Managed a trip to Knockhill this weekend, first this year.
Managed a few shots from the hairpin of the SMRC and SLS stuff, SLS is like Time Attack.
Strangely though it was a reverse circuit today so made things interesting for a few drivers!


----------



## Mixman (Dec 18, 2007)

Some great shots of some very nice cars :thumb:


----------



## John-R- (Feb 4, 2007)

Missed one :wall:
Loads more to edit if I get the time 



Cheers
John


----------



## RobDom (Oct 26, 2005)

Good to see Charlie Shaw out in the Focus Cosworth!


----------



## John-R- (Feb 4, 2007)

RobDom said:


> Good to see Charlie Shaw out in the Focus Cosworth!


54.6 Second lap in the reverse circuit!!!

Thing is mental!!

John


----------



## Kerr (Mar 27, 2012)

Good pictures. 

Does the Focus still blitz everything else on track? 

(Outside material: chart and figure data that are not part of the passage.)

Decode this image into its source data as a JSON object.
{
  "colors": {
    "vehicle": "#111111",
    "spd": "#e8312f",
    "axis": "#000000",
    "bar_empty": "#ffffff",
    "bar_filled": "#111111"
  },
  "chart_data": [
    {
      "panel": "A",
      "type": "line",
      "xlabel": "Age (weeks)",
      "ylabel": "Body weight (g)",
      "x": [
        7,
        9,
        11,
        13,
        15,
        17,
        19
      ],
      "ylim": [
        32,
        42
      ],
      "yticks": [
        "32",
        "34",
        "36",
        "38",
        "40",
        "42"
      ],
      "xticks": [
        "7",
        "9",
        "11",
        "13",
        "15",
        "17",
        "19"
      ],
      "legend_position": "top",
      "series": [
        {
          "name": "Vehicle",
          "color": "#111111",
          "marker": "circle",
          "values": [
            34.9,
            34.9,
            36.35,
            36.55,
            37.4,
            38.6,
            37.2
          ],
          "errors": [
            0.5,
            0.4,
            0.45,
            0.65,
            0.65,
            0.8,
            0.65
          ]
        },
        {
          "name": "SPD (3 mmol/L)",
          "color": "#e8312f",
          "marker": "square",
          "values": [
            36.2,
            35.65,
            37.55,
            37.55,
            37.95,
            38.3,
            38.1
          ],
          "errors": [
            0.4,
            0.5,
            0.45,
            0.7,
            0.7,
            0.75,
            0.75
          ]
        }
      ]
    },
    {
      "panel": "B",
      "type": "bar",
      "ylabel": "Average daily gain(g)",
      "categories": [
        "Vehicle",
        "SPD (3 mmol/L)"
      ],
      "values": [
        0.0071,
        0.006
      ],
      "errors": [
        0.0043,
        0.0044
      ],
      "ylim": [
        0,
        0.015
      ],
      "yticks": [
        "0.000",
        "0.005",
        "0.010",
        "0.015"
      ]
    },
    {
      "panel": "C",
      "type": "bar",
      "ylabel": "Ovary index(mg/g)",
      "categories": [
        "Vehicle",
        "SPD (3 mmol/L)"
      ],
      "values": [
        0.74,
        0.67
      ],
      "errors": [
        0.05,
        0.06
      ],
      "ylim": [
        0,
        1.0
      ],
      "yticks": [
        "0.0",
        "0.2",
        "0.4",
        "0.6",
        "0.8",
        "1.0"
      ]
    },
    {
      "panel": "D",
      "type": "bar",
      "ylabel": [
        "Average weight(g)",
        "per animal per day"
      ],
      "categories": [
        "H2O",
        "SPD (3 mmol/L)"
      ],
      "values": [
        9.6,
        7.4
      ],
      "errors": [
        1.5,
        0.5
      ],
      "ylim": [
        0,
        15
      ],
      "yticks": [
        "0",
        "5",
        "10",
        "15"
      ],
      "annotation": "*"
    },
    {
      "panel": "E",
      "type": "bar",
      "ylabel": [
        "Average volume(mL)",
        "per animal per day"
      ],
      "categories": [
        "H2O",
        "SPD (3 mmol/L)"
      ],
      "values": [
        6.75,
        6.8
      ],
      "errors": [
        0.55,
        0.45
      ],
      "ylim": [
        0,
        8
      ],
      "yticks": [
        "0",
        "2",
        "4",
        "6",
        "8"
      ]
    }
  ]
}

The car is far too fast for the competition.


----------



## Kerr (Mar 27, 2012)

John-R- said:


> 54.6 Second lap in the reverse circuit!!!
> 
> Thing is mental!!
> 
> John


It's rapid on the straights.

The laptimes it posts aren't so impressive when you see other cars that are faster.


----------



## John-R- (Feb 4, 2007)

Kerr said:


> Good pictures.
> 
> Does the Focus still blitz everything else on track?
> 
> The car is far too fast for the competition.


In the SMRC class, yes, in SLS there are a few EVO's not too far behind and one of the RA developments Impreza's too.

John


----------



## John-R- (Feb 4, 2007)

Kerr said:


> It's rapid on the straights.
> 
> The laptimes it posts aren't so impressive when you see other cars that are faster.


True the Morrisons Seat is probably a good bit quicker through the bends than the Focus and the Escort Cossie but they two are way quicker on the straights due to the pure power they've got.

John


----------



## s29nta (Mar 9, 2013)

I remember watching the 2 AG focus's at oulton on a track day- awesome and was at ford fair at silver stone when Andrew crashed his, up to then he was giving it loads I was loving it:thumb: good pics by the way:thumb:


----------



## John-R- (Feb 4, 2007)

A few more, road legal cars are welcome too :doublesho



The reverse layout meant some 3-wheeled fun 







Plenty of EVO's and Impreza's in the various classes,













John


----------



## evojkp (Jun 28, 2007)

nice shots John, I've not managed to get up to Knockhill this year so far, need to make more of an effort now I'm on 2 and 3


----------